Avec Une pour toutes, Claude Lelouch tente le pari de faire passer la sitcom à la française de la télévision au cinéma. Mêmes situations simplistes (trois filles draguent des hommes fortunés dans le Concorde pour leur soutirer de l’argent), même puritanisme artificiel (éviter à tout prix de coucher avec eux), même invraisemblances grossières (les hommes se laissent prendre aux mensonges avec une ingénuité sidérante), même humour superficiel fondé sur la complicité entre les filles et le spectateur, même casting affriolant. Pourquoi pas ? Mais que faire sur grand écran de tous ces ingrédients ridicules qui font le bonheur de la petite lucarne ? Un film dans le film évidemment, une belle mise en abyme avec vertige garanti.
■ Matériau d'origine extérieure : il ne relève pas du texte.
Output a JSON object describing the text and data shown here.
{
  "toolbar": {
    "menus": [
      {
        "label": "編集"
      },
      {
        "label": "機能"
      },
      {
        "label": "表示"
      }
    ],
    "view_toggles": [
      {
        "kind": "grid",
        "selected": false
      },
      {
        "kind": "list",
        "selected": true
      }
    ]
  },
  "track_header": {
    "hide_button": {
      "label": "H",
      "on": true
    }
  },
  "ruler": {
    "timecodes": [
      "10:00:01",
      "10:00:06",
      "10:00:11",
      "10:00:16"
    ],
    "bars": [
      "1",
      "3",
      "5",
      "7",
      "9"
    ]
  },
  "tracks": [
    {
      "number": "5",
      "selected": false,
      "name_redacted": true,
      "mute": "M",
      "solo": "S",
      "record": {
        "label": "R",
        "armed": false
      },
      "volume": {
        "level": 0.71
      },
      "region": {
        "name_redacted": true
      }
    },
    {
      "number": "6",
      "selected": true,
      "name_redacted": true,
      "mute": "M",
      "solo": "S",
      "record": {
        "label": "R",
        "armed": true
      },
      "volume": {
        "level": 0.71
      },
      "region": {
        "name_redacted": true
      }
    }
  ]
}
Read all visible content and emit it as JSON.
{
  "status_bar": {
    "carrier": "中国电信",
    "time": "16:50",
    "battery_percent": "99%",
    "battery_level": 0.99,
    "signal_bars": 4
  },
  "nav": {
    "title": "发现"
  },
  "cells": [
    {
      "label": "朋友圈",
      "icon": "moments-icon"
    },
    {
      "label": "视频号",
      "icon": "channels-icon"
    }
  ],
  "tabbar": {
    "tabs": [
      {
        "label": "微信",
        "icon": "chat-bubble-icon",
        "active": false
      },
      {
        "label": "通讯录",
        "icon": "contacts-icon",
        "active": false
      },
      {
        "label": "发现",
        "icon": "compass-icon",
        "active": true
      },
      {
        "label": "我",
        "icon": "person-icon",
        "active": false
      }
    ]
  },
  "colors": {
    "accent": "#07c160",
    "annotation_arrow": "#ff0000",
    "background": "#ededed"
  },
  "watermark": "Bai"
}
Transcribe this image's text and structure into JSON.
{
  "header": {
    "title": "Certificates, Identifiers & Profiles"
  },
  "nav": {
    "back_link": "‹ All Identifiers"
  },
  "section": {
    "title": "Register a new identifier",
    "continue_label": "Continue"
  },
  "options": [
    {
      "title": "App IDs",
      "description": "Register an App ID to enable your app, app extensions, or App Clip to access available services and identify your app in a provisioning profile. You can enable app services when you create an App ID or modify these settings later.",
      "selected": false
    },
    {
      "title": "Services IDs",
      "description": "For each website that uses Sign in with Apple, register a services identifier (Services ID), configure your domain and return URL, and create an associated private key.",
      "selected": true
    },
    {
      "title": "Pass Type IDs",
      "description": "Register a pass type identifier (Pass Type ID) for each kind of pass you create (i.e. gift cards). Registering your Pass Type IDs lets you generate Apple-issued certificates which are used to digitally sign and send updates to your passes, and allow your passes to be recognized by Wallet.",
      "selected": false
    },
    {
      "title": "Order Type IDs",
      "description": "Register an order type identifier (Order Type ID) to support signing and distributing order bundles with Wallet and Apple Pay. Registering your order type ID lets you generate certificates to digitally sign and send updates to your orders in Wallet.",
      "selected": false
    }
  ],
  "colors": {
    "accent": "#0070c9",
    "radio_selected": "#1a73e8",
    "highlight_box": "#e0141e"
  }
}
Une aventure à l’origine de l’écriture d’un film commercial tourné par Claude Lelouch en personne à partir d’une histoire vraie (racontée par le film) qui devient Une pour toutes. Une belle boucle qui part du film pour revenir au film lui-même. Où commence vraiment la fiction ? Décoiffant ! Malheureusement cet artifice ne parvient pas à faire oublier la pauvreté du sujet puisque, lui, ne fait pas l’objet d’une observation rétroactive et continue à être traité au premier degré. Peut-être parce que le dispositif ne contient aucun enjeu véritable si ce n’est celui d’épater la galerie, de jouer au magicien qui fait tourner les têtes et se pâmer d’admiration.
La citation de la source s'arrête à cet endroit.